I am totally 100% in love with my husband. For the most part, we have a great relationship. However, there is one particular area that is killing us. While we were dating, and just had moved in together, he found out about my some of my past relationships. I had left myself signed in on my facebook and he read through my messages and sent messages. At first, I did not tell him the truth about my past, because it was my past and I was ashamed of it. Not that what I had done was terribly bad (which I finally realized wasn't). But for a while, even now, he feels I'm not telling the truth and going out while he's on the road for work. At the very beginning of our relationship, I still flirted around,talked to exes and did a few things I'm not proud of. But, since the blow up, I've changed my ways. All my past relationships have been horrible. My ex husband left me for his ex high school sweetheart, so trust for me in the beginning was an issue. But, I got to know him. I was just afraid to tell him everything about my past. I told him bits and pieces in the beginning to get it off my chest, but left a lot of detail out of it. I just don't know what to do or how to handle this anymore. It causes fights. He feels that he can't get over it until I fess up and tell the truth. The truth is....I have.


----------



## wantinghim4ever (Sep 22, 2011)

Any advice would be great.....


----------



## Jellybeans (Mar 8, 2011)

If you have told him the truth and he still does not believe you, there is not much you can do.

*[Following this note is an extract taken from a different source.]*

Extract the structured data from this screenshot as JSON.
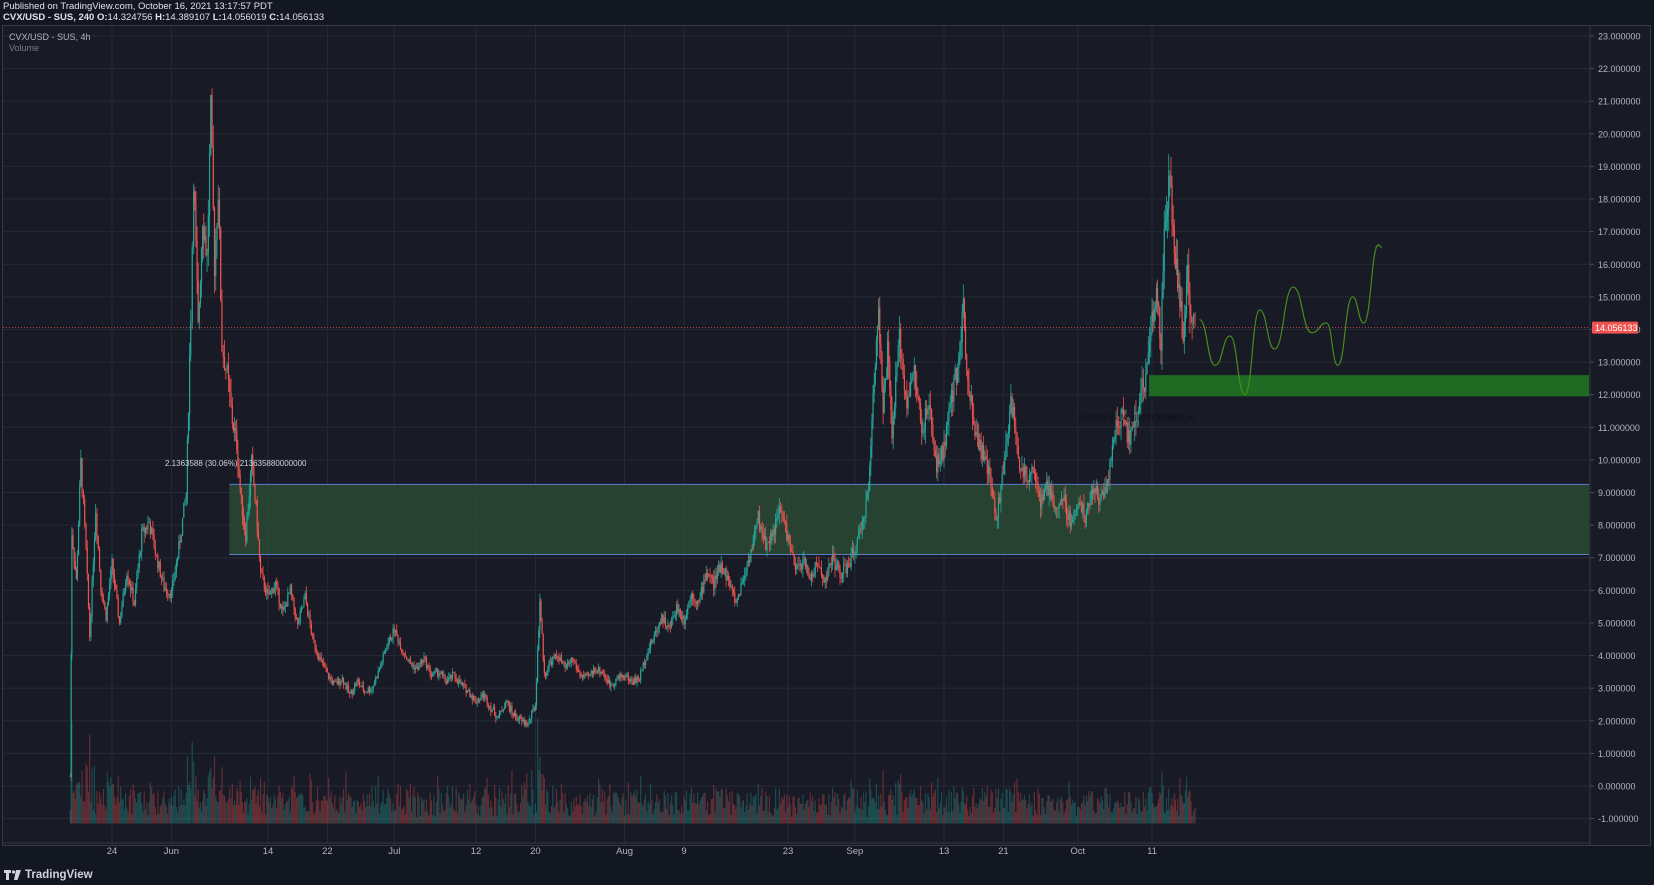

Drill i tin hs head that you have told him everything. How long have you been married? Tell him it's having an adverse effect on your relationship and that you have told him everything thus far. Ask him what you can do to restore his trust. Him bringing up the same thing over and over is NOT going to help things. A relationship like this sounds maddening.


----------



## amanda s. (Sep 24, 2011)

you know, i go through the same stuff except i was honest & now it gets thrown in my face when we argue... in your case, you did hide stuff in the beginning but has he been totally honest about his past with you? sometimes it's better left unknown. i know entirely too much about my fiance's past (i was his friend before dating) & it kills me to think about it now, ew. 

but now that you have been honest he needs to have some faith believe you. trust is the hardest thing to earn & you being honest was the first step. he must now grow up & walk the road with you... i don't know much advice to give except try & be understanding. ask him how he'd like you to prove that you are being honest... but there's nothing more you can do if you are telling the truth.. good luckkk


----------



## CallaLily (Jan 13, 2011)

And until he believes you and makes peace with things, he will continue to throw it in your face. Is that how you want the rest of your marriage to be? To feel like you can't do or say anything without that being brought up? 

All you can do is try to convince him the best you can that you told the truth and you are not doing anything. However, IMO you shouldn't spend the rest of your life doing that either. If he doesn't believe you, and you don't want to have to explain things to him for the rest of your life, and don't want this thrown back up all the time, then you will eventually need to make a decision.


----------